Monday, February 11, 2013

11th February - Special

Lunar New Year! I've been getting my share of ang paos to replenish my gradually diminishing money supply. You know, since I don't have a job, so my money-saving and Chinese New Year is what funds me for the whole year. Yesterday, there was a reunion dinner with the family. Nothing significant. Eating. Going home. Sleeping. Armoured Core V. Today, everyone came to our house to party though. Together with Vincent and Jodie. Despite all the people there, Jodie wasn't hindered from showing her affection for me. Leaning on my shoulder, kissing me on the cheek, random hugs, mounting me on the bed. Uhm. Ahem. I'm not very sure if I'm doing the right thing as a person who's rejecting her. I'm trying to be nice but she's... obsessed. Especially when Felicia came. And after a long time of not seeing her, our reunion was started with Felicia attacking me for making her stutter the name of the guy she admires. This made Jodie rush back home in a jealous rage or something. I'm not very sure what the right decision should have been. Should I have shown compassion? Pity? I can't stop her affection for me, but I don't think I can return them either, and any misunderstandings and overreactions she comes upon really isn't my business, but I can't help but feel guilty.

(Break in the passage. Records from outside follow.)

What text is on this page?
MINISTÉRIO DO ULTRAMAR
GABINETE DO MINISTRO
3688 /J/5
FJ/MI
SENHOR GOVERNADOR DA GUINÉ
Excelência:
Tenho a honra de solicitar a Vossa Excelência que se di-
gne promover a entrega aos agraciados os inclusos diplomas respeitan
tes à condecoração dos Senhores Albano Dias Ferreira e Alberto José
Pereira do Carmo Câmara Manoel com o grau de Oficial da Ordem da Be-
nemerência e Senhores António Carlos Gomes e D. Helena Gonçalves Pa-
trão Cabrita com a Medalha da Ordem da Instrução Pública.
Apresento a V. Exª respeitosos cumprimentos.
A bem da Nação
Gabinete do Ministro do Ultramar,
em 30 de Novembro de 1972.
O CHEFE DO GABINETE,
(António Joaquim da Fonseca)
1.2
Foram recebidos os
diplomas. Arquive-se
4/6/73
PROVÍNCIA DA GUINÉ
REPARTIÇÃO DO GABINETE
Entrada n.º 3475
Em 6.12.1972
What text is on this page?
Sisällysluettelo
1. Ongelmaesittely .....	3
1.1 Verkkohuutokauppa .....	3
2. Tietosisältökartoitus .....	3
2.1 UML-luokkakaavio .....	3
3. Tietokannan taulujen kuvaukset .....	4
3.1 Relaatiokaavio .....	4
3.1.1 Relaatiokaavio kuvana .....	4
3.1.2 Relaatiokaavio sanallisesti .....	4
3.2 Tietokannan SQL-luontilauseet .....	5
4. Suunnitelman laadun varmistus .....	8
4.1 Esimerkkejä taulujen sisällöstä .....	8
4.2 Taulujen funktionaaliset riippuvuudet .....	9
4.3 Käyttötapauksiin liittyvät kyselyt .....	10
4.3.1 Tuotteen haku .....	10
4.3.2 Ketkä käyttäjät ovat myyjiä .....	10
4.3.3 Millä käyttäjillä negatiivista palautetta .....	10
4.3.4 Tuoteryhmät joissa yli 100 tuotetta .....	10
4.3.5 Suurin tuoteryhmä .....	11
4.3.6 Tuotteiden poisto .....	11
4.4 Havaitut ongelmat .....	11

After everyone left, me, Vince and Felicia ended up having a nice best friend chat. Something we haven't had in awhile, I suppose. Since me and Vincent had thought we had exhausted all possible conversation topics, adding Felicia into the mix with her own worries stirred up more secrets we had about ourselves. Vincent being sure that he's bisexual, for one. Both of them have had experience with previous romantic partners, as well as their record of making out with people. And even though I'm a horny ass motherfucker, I'm still bloody bodily pure. Like, first kiss still here kind of pure. Which is kinda shameful with all the shit I spout, ahahaha. I just haven't found anyone special enough for me to give it to, as much as my curiosity beckons me. But I felt somewhat out of place in this conversation. I couldn't give any relationship advice, because I had none. Being special is the same as being different. And being different is the same as being lonely.